Ainda jovem aprendeu a lição mais importante de sua vida. Após sair em sua primeira caçada, para honrar a tradição, por um descuido bobo, deixou que sua caça fugisse. Chegou a tribo com os olhos arregalados. Sabia que havia errado, deveria ser mais atento. Mas tinha medo da reação dos seus. Estava com os olhos arregalados para observar a reação de cada um. Guardar cada movimento de escárnio ou ódio para se martirizar ainda mais, para aprofundar de vez a ferida do fracasso. Tinha medo. E o pior era toda a gente que estaria lá. Era uma festa, um rito de passagem.
Caminhou vagarosamente até chegar ao meio da aldeia, a cabeça sempre erguida, como um escravo que não quer agradar o dono com sua dor. Os garotos de sua idade vão abrindo caminho para ele. A conversa e os risos vão se calando a medida que todos reparam nas mãos vazias. Só o fogo e as cigarras. E Iaé.

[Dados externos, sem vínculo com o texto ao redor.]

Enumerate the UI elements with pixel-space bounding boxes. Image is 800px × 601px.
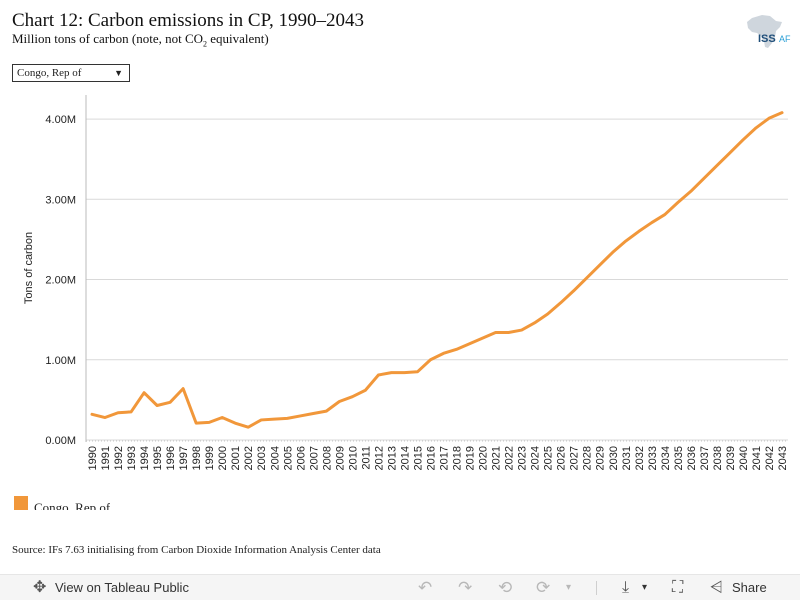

O curumim, como um aborto, se sente do tamanho de um grilo. As sombras parecem crescer e ele se sente sozinho. Fracassou. Ele é o aborto da tribo. Mesmo sem preceber nenhuma reação a ferida vai galgando fundo sob a pele e como uma faca vai rompendo todos os orgãos. Primeiro o pulmão, de baixo para cima, deixando ofegante. Depois o coração, perfurado, batendo mais forte. Os olhos vão sendo abertos pelo metal frio e finalmente os tendões se vão.
Ajoelhado, apoiado em uma mão, pôde ver embaçado, seu pai correr em sua direção. E com o abraço mais apertado que a sucuri disse que era o mais orgulhoso da aldeia, pois naquele dia seu filho provou a todos que sabia aprender como nenhum outro. E que por isso não segurasse choro que corta a alma, deixasse as lágrimas correrem feito rio, pois só assim que o índio aprende, só assim.
Naquele instante compreendeu tudo. Sim, era assim que deviam ser as coisas. Ele havia errado e estava se lastimando por isso. A dor era faca que cortava, mas depois era erva que cura, e deixava mais forte. Ele havia se tornando homem.